Ramai-ramai Koruptor Bebas Bersyarat, MAKI Soroti Efek Jera Kasus Korupsi

Kamis, 08 September 2022 10:25 WITA

Card image

Koordinator Masyarakat Anti-Korupsi Indonesia (MAKI), Boyamin Saiman, (Foto: ist)

Males Baca?

 

MCWNEWS.COM, JAKARTA - Koordinator Masyarakat Anti-Korupsi Indonesia (MAKI), Boyamin Saiman mengaku kecewa terhadap keputusan Direktorat Jenderal Pemasyarakatan (Ditjenpas) Kemenkumham yang memberikan remisi hingga pembebasan bersyarat terhadap para narapidana kasus korupsi. 

Di mana, terdapat 23 napi korupsi yang telah bebas bersyarat dan dikeluarkan secara bersama-sama dari Lembaga Pemasyarakatan (Lapas) pada Selasa (6/9/2022). Boyamin menyinggung soal efek jera terhadap pelaku tindak pidana korupsi usai Kemenkumham mengobral program bebas bersyarat kepada para koruptor.

"Pesan efek jera tidak sampai karena nampak hukumannya sudah ringan, kemudian terdapat keringanan bahkan bebas bersyarat yang sebelumnya dipotong remisi. Dipotong remisi dulu baru 2/3, harusnya kan menghitungnya itu 2/3 dari masa tahanan kalau 4 tahun itu 2/3 nya. Bukan cara dengan dipotong remisi kemudian baru 2/3," tegas Boyamin melalui pesan singkatnya, Kamis (8/9/2022).

"Misalnya 6 tahun, kan 2/3nya mestinya 4 tahun. Selama ini dihitung, dipotong dulu remisi 1 tahun sehingga 2/3nya tinggal 3 tahun lebih dikit. Itu cara menghitung yang salah, remisi itu dari keseluruhan hukuman bukan setelah dipotong remisi. Saya menyesalkan potongan remisi itu digabung, potong remisi dulu baru bebas bersyarat," sambungnya.

Lebih lanjut, Boyamin berharap ke depan jaksa berani meminta hakim mencabut hak untuk mendapatkan pemotongan hukuman. Sebab, pemotongan hukuman hingga pembebasan bersyarat berdampak efek jera dalam rangka upaya pemberantasan korupsi.

"Ini sudah berlaku di Amerika. Banyak kasus kasus yang profil tinggi, kemudian dicabut haknya untuk mendapatkan pengurangan," katanya.

Boyamin meminta jaksa bukan cuma menuntut pencabutan hak dipilih dalam jabatan publik ketika menangani kasus besar.
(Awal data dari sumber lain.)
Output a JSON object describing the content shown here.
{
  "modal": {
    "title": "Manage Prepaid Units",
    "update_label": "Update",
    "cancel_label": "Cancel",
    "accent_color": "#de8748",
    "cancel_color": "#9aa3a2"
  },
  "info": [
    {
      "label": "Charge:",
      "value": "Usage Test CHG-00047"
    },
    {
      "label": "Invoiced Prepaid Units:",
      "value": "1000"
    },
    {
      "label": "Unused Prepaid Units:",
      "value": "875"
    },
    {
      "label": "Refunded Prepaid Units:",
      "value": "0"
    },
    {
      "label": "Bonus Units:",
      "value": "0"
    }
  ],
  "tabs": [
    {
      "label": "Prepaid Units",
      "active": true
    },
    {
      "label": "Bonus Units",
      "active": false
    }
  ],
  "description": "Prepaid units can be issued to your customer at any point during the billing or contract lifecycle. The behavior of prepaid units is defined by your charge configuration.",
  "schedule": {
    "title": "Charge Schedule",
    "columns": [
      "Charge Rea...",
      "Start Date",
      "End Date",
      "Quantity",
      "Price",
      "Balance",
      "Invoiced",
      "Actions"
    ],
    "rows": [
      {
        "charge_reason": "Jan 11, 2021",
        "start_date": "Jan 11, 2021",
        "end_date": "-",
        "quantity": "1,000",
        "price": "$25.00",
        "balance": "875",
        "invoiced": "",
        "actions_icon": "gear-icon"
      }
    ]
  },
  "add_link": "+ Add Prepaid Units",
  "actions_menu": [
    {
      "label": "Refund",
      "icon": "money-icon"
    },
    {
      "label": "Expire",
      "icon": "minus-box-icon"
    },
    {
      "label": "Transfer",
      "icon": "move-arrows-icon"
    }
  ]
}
Jaksa diminta menuntut terdakwa kasus korupsi dengan pencabutan hak pemotongan hukuman untuk memaksimalkan efek jera.

Hukuman itu juga diyakini bisa membalas sakit hati masyarakat dari tindakan terdakwa. Hakim juga diharap senada dengan penegak hukum jika ada permintaan pencabutan hak pemotongan hukuman.

{bbseparator}

"Selain dihukum tinggi, maka ditambah pencabutan hak untuk mendapatkan pengurangan, itu harus kita dorong," ujar Boyamin.

Komisi Pemberantasan Korupsi (KPK) dan Kejaksaan Agung juga diminta tegas untuk memberikan tuntutan ke depannya. Tuntutan dan dua lembaga penegak hukum itu diyakini bisa memaksimalkan efek jera.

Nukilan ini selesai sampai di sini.